2009 sequel Terminator Salvation is the only movie in the franchise that doesn’t feature time travel, unless you count travelling back to the year Sam Worthington appeared in some films.
Set in 2018 (which does explain why everything currently feels post-apocalyptic), the movie vaguely concerns Kyle Reese’s (Anton Yelchin) attempts to evade capture by the machines, while John Connor (Christian Bale) attacks the Skynet headquarters. Worthington is only there to join these disparate storylines together, but for some reason he’s the protagonist, making this another Looper-style case of not knowing who we’re meant to be rooting for.
Even if you haven’t seen Charlie’s Angels: Full Throttle, the words “directed by McG” won’t exactly fill you with confidence. He spends the film in a permanent state of explosion-fixation, rushing through screen-based exposition to reach the next bout of mechanical robot action. Combined with the lack of time travel, the result is more Transformers than Terminator, comprising inordinately large robots on sets that look and sound like a festival rave gone wrong.
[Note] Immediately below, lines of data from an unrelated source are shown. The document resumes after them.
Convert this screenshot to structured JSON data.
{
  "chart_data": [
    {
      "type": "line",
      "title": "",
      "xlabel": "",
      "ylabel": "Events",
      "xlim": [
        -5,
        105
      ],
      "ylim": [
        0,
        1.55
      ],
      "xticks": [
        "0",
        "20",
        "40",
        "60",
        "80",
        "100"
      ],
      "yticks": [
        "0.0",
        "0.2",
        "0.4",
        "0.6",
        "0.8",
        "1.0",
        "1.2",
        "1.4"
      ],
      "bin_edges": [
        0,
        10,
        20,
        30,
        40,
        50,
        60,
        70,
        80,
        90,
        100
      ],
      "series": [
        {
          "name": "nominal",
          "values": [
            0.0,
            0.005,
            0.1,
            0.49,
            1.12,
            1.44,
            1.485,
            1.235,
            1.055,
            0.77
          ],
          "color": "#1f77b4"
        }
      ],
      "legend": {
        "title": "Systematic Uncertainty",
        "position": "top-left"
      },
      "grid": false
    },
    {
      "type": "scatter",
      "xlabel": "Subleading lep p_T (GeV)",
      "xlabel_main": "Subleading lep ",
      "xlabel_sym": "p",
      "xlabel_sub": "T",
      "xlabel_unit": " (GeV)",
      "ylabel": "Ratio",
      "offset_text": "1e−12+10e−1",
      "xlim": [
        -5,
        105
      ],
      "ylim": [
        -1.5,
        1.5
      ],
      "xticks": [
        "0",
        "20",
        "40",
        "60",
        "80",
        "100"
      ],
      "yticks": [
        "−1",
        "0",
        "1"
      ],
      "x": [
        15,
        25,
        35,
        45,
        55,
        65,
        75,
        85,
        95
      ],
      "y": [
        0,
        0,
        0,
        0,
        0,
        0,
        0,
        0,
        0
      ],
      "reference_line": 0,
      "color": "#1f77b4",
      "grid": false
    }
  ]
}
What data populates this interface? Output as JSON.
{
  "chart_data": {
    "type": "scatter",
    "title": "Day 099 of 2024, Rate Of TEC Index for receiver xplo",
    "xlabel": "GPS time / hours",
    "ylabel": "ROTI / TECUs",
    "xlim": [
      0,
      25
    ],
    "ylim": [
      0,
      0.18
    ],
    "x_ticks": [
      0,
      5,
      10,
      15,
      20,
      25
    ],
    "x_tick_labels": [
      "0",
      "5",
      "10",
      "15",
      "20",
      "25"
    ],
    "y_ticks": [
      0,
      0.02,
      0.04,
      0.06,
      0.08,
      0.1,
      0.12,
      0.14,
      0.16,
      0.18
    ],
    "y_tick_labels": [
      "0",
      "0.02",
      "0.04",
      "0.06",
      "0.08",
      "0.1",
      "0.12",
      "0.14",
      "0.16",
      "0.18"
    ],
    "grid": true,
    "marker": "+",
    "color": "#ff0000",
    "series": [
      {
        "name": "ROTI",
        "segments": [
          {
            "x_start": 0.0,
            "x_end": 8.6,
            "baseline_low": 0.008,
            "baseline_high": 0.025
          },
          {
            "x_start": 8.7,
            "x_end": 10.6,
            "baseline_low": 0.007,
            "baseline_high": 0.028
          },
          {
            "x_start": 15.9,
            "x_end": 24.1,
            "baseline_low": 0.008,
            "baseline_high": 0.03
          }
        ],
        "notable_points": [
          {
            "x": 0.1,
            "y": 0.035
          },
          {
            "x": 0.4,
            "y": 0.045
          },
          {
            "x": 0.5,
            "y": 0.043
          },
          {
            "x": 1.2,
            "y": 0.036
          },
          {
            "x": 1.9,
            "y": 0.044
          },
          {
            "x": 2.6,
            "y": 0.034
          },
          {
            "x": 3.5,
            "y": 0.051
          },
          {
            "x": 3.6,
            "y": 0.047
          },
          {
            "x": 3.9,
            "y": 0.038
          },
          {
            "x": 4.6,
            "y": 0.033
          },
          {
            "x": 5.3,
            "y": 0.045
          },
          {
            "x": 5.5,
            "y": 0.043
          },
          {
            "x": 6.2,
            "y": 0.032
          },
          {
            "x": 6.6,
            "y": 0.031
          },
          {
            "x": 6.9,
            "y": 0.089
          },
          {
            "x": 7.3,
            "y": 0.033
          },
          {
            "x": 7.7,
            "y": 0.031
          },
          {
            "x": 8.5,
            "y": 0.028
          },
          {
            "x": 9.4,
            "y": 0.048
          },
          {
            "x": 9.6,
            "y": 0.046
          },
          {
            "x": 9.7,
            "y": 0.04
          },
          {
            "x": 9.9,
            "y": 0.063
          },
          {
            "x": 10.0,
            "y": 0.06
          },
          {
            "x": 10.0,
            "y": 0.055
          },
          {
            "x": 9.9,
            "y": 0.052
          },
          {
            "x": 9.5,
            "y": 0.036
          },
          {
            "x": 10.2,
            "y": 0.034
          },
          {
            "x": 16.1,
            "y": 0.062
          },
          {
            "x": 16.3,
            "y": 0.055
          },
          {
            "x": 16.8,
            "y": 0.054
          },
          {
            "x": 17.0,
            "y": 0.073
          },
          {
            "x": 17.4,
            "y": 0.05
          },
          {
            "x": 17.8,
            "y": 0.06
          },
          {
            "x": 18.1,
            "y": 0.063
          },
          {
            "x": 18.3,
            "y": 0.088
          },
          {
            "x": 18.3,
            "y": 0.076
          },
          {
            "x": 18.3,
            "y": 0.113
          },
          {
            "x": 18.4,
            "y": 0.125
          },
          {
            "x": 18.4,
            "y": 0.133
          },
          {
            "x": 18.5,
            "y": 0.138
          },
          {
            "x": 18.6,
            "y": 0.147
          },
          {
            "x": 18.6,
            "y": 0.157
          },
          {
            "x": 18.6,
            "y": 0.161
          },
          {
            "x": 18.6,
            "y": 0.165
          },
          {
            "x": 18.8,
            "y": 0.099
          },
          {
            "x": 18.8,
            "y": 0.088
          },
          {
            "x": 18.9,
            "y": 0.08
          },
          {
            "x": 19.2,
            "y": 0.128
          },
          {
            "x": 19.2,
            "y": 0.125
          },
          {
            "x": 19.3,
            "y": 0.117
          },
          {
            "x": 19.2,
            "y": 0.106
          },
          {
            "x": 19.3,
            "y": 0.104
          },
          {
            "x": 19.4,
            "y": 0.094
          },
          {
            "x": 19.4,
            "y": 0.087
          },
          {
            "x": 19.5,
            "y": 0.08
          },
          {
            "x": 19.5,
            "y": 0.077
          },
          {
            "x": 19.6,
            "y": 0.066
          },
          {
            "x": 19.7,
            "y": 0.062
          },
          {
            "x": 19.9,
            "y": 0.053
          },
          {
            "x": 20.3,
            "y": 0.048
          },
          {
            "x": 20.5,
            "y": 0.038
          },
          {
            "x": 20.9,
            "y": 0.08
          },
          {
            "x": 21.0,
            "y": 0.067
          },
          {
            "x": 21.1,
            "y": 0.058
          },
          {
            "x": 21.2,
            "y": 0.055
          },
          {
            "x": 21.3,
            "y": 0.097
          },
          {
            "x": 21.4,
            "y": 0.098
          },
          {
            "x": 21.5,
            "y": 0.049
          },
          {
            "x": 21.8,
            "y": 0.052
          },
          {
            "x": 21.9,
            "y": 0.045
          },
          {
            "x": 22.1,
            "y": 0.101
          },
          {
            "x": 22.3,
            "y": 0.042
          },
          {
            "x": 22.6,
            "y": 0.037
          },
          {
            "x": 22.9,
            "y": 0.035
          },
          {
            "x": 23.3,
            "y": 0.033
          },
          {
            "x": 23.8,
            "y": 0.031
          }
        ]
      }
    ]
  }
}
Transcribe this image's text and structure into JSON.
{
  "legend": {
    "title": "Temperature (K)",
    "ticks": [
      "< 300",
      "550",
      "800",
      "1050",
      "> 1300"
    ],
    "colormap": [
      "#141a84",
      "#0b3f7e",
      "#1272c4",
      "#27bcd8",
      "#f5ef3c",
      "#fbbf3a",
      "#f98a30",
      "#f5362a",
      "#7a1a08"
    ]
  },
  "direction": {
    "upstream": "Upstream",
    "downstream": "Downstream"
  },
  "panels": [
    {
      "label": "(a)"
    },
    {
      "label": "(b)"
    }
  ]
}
This is a generic war picture with Terminator branding, baring little resemblance to the future depicted in the previous instalments. The image is so grey it looks like they planned to do a monochrome version but accidentally released it first. Tonally the series has lurched from excessive comedy in Terminator 3 to stifling seriousness here, and the absence of Arnold Schwarzenegger might be forgotten were it not for his brief appearance in bad CGI form.
The cast also includes Common (who shows up in bad action movies about as often as his name suggests), serial franchise rebooters Helena Bonham Carter and Bryce Dallas Howard, and someone called Moon Bloodgood. The film does have some impressive action and deserves praise for attempting a genuine sequel instead of a retconned reboot, but squanders this potential by failing to advance the series’ plot by virtue of nothing happening for two hours.
A decade later and Terminator Salvation is most remembered for Bale’s viral on-set rant, which is both more famous and entertaining than the film it’s from. That he blamed his violent outburst on being immersed in playing John Connor tells you a lot about the movie’s understanding of the Terminator characters.